Among the 330 million cardiovascular patients in China, there are 13.7 million heart failure patients, including more than 600,000 end-stage cases. The mortality rate is relatively high in patients with severe heart failure, yet there are limited alternative treatments to heart transplantation which remains the most effective treatment today. However, due to the lack of effective life support for bridging to heart transplantation, many patients with severe heart failure regrettably pass away while waiting for heart donors.

The left ventricular of heart pumps blood from heart to the whole body, and vast majority heart failures occur at left ventricular.
Therefore, our development goals of artificial heart at magAssist have been focused on support devices for left ventricular from the beginning.

First-generation artificial hearts used pulsating pumps simulating the natural heart contraction. They circulated blood in a filling and emptying process, using the same principle as the heart.

In 1966, Dr. Debakey performed the first successful artificial heart VAD transplant operation. The device ran for 64 hours. The patient survived whilst waiting for a suitable heart donor. The success of this operation represented a milestone for artificial heart development.

Representative first-generation ventricular assist devices included Syncardia and Novacor. Over 7,000 heart failure patients were treated with these devices, saving their lives. However, products of this generation were structurally complex, large, difficult to operate, and prone to mechanical failure and thrombosis, causing unsatisfactory survival rates and prompting the birth of the second generation.

The second-generation artificial heart challenged the traditional idea that blood circulation could only be achieved through heartbeats. They used centrifugal or axial flow pumps to drive blood to flow through the body.

Artificial hearts from this generation were small and durable, significantly improving patients’ quality of life. They are currently used widely in clinical practice and have become the first choice for treatment prior to transplantation.

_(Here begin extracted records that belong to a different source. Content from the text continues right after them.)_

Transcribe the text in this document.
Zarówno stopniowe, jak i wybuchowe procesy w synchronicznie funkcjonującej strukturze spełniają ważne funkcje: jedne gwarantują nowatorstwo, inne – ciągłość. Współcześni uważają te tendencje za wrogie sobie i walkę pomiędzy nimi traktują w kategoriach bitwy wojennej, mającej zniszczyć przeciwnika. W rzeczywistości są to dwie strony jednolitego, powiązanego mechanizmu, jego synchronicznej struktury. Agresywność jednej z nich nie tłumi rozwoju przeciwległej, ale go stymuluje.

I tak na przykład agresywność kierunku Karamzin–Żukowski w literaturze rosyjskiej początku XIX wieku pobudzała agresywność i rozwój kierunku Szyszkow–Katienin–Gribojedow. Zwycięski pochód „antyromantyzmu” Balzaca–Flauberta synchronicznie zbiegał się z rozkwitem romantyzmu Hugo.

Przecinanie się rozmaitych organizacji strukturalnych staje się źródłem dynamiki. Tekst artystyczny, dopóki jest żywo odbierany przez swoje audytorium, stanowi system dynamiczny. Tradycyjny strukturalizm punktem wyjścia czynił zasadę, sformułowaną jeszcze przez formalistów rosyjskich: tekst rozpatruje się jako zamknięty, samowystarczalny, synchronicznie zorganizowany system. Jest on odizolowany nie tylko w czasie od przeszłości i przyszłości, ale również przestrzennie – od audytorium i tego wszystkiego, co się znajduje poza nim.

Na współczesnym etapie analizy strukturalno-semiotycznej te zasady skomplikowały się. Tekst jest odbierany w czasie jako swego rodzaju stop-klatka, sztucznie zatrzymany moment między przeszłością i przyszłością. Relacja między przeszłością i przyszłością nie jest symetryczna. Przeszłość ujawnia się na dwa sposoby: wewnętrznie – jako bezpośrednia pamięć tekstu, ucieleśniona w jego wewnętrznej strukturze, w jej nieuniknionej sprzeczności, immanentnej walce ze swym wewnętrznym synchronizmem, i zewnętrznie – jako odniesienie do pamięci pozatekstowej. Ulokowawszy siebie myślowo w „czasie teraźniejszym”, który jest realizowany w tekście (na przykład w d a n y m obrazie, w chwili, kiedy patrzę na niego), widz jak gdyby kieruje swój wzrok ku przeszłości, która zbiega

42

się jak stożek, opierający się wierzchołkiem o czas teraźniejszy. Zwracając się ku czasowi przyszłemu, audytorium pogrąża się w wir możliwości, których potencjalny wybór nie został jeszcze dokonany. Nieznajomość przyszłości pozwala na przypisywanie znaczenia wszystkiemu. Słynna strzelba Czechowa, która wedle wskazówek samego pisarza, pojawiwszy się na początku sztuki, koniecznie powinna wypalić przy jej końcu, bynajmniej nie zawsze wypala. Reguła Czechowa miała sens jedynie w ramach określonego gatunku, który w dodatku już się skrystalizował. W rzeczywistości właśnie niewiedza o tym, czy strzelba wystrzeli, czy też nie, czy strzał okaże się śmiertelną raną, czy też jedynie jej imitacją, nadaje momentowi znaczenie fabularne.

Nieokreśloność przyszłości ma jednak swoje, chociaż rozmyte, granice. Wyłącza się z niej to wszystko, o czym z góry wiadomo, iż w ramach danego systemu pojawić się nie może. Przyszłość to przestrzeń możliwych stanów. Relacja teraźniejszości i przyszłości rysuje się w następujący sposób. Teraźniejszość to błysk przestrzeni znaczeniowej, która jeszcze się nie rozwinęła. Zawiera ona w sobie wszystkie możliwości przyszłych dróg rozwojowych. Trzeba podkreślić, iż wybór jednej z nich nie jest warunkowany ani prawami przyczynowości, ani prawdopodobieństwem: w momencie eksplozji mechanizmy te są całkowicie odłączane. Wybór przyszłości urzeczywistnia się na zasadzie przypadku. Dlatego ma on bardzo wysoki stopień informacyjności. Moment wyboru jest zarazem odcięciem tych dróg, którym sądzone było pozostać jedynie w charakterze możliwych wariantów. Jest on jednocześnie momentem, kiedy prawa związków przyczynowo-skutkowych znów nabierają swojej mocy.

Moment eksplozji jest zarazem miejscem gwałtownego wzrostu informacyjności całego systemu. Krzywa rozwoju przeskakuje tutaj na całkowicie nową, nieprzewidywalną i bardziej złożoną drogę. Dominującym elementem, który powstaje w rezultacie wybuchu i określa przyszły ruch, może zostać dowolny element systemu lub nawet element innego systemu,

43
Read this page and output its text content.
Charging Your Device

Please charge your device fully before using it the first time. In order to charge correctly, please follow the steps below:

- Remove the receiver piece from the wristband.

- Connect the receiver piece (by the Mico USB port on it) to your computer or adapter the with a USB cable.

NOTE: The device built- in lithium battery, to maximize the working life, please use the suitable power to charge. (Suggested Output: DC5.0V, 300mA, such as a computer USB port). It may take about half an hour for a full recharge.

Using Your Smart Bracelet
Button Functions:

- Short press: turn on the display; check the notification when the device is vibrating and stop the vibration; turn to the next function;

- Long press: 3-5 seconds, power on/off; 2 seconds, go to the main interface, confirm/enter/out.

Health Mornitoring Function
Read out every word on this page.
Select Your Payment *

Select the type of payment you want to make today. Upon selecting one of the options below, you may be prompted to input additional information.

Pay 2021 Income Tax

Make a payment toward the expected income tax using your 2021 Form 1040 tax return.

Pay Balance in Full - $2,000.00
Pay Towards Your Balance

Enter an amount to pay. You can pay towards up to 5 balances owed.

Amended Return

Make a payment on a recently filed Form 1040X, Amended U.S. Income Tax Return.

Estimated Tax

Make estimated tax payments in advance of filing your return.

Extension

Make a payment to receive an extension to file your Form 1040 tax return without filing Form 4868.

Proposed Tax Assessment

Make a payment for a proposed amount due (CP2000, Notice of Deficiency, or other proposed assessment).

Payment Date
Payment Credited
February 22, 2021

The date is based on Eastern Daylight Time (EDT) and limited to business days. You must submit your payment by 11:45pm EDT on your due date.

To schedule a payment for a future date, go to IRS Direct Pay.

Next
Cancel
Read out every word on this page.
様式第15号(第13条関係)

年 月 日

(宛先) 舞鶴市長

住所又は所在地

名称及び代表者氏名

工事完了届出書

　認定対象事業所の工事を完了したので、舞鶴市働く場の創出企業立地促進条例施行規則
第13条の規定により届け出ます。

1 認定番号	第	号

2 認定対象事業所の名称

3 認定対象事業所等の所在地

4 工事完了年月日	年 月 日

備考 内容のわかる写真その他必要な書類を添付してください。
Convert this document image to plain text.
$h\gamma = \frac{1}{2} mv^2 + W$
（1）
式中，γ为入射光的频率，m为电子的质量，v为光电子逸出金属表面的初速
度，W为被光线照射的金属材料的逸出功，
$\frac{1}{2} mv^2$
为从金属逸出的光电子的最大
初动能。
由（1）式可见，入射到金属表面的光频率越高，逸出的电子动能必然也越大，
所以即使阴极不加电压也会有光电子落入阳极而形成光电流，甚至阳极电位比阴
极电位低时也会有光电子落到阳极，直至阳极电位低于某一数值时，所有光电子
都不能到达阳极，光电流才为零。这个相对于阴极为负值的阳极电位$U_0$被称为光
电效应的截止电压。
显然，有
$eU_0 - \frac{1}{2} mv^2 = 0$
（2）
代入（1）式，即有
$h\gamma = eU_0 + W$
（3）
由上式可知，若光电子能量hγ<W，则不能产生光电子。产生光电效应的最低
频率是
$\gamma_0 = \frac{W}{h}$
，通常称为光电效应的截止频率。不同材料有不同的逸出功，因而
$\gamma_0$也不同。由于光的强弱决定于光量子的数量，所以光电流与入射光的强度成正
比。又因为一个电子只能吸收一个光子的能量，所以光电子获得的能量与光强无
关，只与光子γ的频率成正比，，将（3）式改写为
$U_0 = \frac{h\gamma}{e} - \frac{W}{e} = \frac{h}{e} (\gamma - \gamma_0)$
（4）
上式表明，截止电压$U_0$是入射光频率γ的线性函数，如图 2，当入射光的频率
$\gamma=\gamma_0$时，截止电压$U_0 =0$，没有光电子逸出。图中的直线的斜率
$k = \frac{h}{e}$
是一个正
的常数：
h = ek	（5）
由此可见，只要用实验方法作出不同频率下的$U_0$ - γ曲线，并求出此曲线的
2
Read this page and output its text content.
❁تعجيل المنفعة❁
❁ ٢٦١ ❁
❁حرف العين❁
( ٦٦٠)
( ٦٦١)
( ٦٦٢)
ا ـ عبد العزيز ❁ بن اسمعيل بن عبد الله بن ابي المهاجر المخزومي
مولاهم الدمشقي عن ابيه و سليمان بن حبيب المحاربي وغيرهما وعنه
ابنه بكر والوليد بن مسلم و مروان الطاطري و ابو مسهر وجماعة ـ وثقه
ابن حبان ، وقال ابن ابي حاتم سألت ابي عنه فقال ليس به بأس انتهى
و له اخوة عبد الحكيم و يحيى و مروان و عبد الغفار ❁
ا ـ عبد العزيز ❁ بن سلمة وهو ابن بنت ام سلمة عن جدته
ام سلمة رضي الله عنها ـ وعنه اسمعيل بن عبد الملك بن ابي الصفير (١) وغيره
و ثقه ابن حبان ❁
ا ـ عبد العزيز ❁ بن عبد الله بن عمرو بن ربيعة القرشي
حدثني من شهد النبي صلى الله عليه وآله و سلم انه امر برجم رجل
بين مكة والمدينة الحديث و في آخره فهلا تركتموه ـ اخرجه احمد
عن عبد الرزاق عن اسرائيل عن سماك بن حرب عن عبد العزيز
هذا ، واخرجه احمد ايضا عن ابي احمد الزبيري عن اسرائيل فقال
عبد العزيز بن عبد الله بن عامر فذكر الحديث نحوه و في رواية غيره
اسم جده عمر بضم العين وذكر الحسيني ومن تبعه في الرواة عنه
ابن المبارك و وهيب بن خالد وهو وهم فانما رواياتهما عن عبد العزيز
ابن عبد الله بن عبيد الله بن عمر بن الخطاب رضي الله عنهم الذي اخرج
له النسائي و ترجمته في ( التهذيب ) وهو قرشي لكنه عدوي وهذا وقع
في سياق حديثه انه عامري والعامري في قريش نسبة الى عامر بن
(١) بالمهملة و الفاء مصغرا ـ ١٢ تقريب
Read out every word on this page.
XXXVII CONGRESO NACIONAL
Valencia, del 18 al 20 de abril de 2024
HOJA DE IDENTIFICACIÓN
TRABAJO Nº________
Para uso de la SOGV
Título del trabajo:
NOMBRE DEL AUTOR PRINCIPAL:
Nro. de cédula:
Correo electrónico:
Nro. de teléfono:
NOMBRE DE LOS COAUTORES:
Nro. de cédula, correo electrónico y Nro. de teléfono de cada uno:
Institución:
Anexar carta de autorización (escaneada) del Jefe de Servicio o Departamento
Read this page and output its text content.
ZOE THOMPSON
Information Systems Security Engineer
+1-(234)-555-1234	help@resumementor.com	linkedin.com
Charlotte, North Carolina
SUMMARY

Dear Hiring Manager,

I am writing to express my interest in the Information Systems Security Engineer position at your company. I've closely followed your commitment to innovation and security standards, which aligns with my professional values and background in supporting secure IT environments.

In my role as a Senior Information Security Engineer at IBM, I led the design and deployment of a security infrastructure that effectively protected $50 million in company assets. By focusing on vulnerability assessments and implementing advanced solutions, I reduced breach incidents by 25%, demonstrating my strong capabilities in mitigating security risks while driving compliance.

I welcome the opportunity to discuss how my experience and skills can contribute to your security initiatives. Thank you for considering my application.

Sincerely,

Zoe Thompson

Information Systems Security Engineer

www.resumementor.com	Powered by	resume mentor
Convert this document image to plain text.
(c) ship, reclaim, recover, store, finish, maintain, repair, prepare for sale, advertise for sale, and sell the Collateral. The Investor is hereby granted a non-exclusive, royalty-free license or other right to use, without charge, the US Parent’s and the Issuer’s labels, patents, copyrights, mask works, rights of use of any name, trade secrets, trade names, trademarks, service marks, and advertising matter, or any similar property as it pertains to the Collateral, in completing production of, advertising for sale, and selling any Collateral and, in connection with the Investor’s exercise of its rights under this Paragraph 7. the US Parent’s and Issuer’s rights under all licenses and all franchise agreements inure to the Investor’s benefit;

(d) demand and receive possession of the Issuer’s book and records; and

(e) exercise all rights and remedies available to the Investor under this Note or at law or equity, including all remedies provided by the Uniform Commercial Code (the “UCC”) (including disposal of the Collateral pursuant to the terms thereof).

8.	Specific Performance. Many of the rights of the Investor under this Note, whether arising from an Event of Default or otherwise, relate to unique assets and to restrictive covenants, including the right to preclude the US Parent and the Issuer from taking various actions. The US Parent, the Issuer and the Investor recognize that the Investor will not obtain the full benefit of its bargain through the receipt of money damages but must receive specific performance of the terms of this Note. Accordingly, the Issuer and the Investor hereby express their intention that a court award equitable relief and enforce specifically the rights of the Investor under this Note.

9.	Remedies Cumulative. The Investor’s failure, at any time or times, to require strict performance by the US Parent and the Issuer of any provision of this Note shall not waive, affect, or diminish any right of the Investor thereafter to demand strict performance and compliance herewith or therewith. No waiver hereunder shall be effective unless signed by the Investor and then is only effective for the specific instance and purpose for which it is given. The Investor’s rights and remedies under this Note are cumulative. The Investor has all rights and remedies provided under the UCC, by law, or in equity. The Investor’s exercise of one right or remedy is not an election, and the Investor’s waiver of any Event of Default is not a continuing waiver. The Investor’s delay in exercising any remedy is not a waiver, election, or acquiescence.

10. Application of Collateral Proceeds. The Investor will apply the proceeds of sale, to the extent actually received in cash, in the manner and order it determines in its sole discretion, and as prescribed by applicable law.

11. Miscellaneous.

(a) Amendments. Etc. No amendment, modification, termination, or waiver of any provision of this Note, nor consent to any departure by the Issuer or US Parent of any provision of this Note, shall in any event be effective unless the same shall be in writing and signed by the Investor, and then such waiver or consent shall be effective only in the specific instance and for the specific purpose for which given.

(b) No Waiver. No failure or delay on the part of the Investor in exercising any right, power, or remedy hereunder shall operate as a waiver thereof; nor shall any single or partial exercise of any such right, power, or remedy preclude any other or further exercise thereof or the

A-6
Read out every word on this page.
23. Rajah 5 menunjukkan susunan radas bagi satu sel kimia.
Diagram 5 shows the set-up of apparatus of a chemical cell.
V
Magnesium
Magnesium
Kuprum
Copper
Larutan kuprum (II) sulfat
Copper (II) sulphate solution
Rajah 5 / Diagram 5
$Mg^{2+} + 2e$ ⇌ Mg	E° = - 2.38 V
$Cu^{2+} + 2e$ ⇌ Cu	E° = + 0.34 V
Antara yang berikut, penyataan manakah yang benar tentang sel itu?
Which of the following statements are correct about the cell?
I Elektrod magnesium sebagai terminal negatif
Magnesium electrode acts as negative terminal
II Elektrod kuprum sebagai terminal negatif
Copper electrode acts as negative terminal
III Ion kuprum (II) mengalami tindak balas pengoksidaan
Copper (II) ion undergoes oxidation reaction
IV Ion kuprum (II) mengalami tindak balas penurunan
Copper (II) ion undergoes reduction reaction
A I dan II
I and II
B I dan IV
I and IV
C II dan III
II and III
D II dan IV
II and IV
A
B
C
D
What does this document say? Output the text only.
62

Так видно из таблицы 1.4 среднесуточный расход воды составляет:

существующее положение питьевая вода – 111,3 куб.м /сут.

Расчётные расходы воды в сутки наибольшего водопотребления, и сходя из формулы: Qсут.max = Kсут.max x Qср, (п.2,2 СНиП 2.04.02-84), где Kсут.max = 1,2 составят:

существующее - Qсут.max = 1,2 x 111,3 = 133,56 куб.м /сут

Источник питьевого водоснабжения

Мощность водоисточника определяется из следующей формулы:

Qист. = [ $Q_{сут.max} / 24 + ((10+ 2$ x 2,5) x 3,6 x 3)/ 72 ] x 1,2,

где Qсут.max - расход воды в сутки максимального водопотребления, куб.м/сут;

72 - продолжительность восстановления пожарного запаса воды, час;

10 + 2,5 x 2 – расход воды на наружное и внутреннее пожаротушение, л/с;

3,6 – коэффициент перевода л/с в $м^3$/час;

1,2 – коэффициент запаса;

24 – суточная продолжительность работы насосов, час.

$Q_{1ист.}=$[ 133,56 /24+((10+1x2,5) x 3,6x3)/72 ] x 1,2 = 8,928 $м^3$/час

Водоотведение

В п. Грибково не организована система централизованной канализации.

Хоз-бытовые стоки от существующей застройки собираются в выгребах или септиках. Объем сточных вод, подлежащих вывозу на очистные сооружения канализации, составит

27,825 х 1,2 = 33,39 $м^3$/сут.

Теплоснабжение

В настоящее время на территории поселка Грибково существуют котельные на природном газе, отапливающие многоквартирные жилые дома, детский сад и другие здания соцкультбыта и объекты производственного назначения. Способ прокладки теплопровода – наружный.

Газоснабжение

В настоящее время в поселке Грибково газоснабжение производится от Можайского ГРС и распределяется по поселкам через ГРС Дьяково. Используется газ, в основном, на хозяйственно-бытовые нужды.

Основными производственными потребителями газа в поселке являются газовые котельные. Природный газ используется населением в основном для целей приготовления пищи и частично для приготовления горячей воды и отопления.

When the bearing rotates at high speed, however, a high-shear area is formed between the vane and the wall of the pump body. Red blood cells rupture under the action of shear force, producing hemolysis due to mechanical damage, leading to thrombus, and also increasing mortality from stroke and other complications.

Third-generation artificial hearts use hydraulic suspension (including magnetic-fluid double suspension) or a complete magnetic suspension system to prevent thrombosis.

Third-generation ventricular assist devices generally use hydraulic levitation (including magnetic-liquid double levitation) or a complete magnetic levitation system. The latter uses magnetic levitation to make the bearing rotate in the blood without any mechanical contact so that the blood cells are not crushed, solving the problem of thrombosis. This generation of devices is smaller, with more stable performance, and has received extensive attention from the scientific and medical community.